Publicado 10/02/2022 07:06 | Editado 09/02/2022 20:13
Foto: DW
Nesta terça-feira
(08), o procurador-geral da República, Augusto Aras, determinou a abertura de
uma investigação sobre suposto crime de apologia do nazismo praticado
pelo deputado federal Kim Kataguiri (DEM-SP) e pelo podcaster Bruno Monteiro
Aiub, conhecido como Monark.
A medida se baseia
em representações recebidas pela PGR sobre o episódio do podcast
Flow em que Monark defende a legalidade de um partido nazista no Brasil.
Kataguiri também
será investigado porque, depois de ser questionado durante o podcast pela
deputada Tabata Amaral (PSB-SP), argumentou que a Alemanha teria errado ao
criminalizar o nazismo.
Em nota, Kataguiri
criticou o procurador-geral Augusto Aras, argumentando que ele faz “vista
grossa para crimes que realmente aconteceram”. Já Monark pediu desculpas e
disse que estava bêbado quando defendeu a existência de um partido nazista
durante o podcast.
O que diz a lei
alemã?
O Código Penal
alemão proíbe negar publicamente o Holocausto e divulgar propaganda nazista.
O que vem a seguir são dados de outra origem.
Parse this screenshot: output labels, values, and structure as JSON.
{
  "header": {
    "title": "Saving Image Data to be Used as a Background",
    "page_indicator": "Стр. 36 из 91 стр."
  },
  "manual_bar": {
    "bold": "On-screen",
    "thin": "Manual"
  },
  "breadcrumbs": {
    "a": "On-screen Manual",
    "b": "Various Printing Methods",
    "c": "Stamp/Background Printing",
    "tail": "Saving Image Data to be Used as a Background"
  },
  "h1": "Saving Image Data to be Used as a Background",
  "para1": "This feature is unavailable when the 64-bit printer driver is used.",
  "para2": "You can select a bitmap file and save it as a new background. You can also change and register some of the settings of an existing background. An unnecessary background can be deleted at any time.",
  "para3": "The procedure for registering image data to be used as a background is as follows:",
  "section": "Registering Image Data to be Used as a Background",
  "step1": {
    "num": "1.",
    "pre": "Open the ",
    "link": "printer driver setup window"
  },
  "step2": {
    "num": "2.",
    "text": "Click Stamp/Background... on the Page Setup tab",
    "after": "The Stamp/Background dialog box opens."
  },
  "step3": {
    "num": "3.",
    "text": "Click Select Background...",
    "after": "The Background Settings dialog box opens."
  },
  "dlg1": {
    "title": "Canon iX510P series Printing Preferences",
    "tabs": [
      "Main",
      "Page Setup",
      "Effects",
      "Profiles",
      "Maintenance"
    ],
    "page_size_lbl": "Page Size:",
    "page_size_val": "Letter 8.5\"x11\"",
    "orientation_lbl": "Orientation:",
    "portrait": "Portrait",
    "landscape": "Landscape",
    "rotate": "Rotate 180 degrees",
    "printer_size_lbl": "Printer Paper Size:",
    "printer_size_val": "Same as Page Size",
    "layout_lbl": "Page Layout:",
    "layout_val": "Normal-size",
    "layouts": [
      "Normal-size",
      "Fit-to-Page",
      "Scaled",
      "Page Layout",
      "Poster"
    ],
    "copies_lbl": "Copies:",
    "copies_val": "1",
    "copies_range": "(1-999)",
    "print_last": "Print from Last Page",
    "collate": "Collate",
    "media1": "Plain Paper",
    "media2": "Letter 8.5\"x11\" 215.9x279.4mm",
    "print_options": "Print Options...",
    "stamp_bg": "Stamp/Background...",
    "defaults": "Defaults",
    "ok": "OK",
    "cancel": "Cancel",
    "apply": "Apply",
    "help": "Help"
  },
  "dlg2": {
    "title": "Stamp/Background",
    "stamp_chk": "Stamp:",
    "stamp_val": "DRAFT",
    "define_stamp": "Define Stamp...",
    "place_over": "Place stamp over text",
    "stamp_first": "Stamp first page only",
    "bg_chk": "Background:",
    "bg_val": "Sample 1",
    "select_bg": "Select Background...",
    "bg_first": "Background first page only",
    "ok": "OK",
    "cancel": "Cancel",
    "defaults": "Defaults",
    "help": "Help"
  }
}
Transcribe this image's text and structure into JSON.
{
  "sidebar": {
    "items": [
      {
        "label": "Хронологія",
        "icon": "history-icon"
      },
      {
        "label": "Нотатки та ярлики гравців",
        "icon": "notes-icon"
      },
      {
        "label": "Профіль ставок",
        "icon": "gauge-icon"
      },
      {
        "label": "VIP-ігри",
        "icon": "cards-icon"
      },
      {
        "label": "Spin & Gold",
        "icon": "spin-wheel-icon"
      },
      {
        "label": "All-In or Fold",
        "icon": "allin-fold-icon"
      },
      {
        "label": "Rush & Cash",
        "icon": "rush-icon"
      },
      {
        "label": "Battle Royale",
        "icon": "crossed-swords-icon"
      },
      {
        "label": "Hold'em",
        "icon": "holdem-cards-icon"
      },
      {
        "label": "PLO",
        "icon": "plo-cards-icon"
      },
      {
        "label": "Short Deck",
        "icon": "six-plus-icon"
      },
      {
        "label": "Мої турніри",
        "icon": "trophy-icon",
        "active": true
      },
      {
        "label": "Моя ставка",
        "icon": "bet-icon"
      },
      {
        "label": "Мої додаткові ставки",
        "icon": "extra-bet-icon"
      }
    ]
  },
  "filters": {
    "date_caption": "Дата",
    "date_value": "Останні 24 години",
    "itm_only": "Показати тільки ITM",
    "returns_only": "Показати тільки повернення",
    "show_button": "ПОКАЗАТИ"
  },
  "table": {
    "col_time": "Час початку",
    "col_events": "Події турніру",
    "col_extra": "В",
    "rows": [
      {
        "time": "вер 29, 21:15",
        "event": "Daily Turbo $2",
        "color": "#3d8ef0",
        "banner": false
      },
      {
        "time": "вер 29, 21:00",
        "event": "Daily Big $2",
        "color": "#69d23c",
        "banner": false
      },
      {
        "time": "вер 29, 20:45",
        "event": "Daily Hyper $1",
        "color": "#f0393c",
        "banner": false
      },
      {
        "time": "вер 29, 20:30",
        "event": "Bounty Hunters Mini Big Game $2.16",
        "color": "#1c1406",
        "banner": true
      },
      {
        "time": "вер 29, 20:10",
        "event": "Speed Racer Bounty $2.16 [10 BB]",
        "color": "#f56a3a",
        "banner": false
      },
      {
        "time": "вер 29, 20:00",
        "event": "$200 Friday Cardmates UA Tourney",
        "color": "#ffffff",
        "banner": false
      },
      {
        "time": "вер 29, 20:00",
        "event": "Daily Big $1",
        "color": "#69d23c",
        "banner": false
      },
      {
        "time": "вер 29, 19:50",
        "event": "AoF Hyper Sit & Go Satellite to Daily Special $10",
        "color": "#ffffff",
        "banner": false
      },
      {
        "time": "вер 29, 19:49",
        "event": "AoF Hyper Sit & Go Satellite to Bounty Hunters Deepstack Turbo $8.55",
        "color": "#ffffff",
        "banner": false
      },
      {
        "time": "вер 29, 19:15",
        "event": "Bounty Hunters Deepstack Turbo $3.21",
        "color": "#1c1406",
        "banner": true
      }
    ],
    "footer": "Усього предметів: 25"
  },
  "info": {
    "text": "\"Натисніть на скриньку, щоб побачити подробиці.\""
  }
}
Isso inclui compartilhar imagens como suásticas, usar um uniforme da SS e fazer
declarações apoiando a ideologia nacional-socialista.
A legislação do
país também estabelece regras rígidas sobre como as empresas de mídia social
devem moderar e denunciar discursos de ódio e ameaças.
Uma cláusula
adicionada em 2005 ao chamado “parágrafo sobre incitação ao ódio”, o
número 130 do Código Penal, como uma resposta do Legislativo ao
aumento de manifestações de extrema direita, prevê pena de até três anos de
prisão ou multa para quem “aprovar, glorificar ou justificar” o regime nazista.
A regra foi
confirmada em 2009 por uma decisão do Tribunal Constitucional Federal que
determinou, retroativamente, ter sido constitucional a proibição em 2005 de uma
marcha em memória a Rudolf Hess, o segundo homem na hierarquia do regime de
Adolf Hitler.
A corte confirmou
na época, que a regra não fere o princípio da liberdade de expressão, já que se
aplica especificamente à punição de manifestações de aprovação ao nazismo, algo
que na Alemanha, conforme o tribunal, constitui um ataque “com potencial
de ameaçar a paz”.
Leis enraizadas na
experiência alemã
Em 1994, a lei
havia sido expandida para proibir explicitamente a negação do Holocausto,
depois que um tribunal federal anulou a sentença de um político alemão de
extrema direita que havia organizado uma palestra descrevendo como uma farsa o
assassinato de judeus nas câmaras de gás em Auschwitz. O crime é passível de
pena de até cinco anos de prisão.
As leis da Alemanha
sobre incitação ao ódio e negação do Holocausto são fortemente enraizadas em
sua história e identidade nacional, fruto das memórias ligadas às
atrocidades do regime de Adolf Hitler e contrastando fortemente com as de
países como os Estados Unidos, onde a Constituição limita o papel do governo na
restrição da liberdade de expressão.
Outros trechos da
lei alemã proíbem a distribuição de propaganda online e offline e a exibição
pública ou distribuição de “bandeiras, insígnias, uniformes, slogans e formas
de saudação” pertencentes a partidos políticos e organizações que foram
consideradas inconstitucionais pelo Tribunal Constitucional Federal,
como nazistas e neonazistas.
Embora as
proibições sejam claras à primeira vista, as muitas exceções podem
causar confusão. Pois os símbolos nazistas não são proibidos se servirem para
“esclarecimento cívico, para defesa contra aspirações inconstitucionais, para
arte ou ciência, pesquisa ou ensino, para informação sobre eventos atuais ou
históricos ou a propósitos similares”.
Em um caso que se
tornou famoso, o videogame Wolfenstein 3D, que apresenta nazistas como
antagonistas, foi banido em 1998 por incluir suásticas e outras imagens nazistas.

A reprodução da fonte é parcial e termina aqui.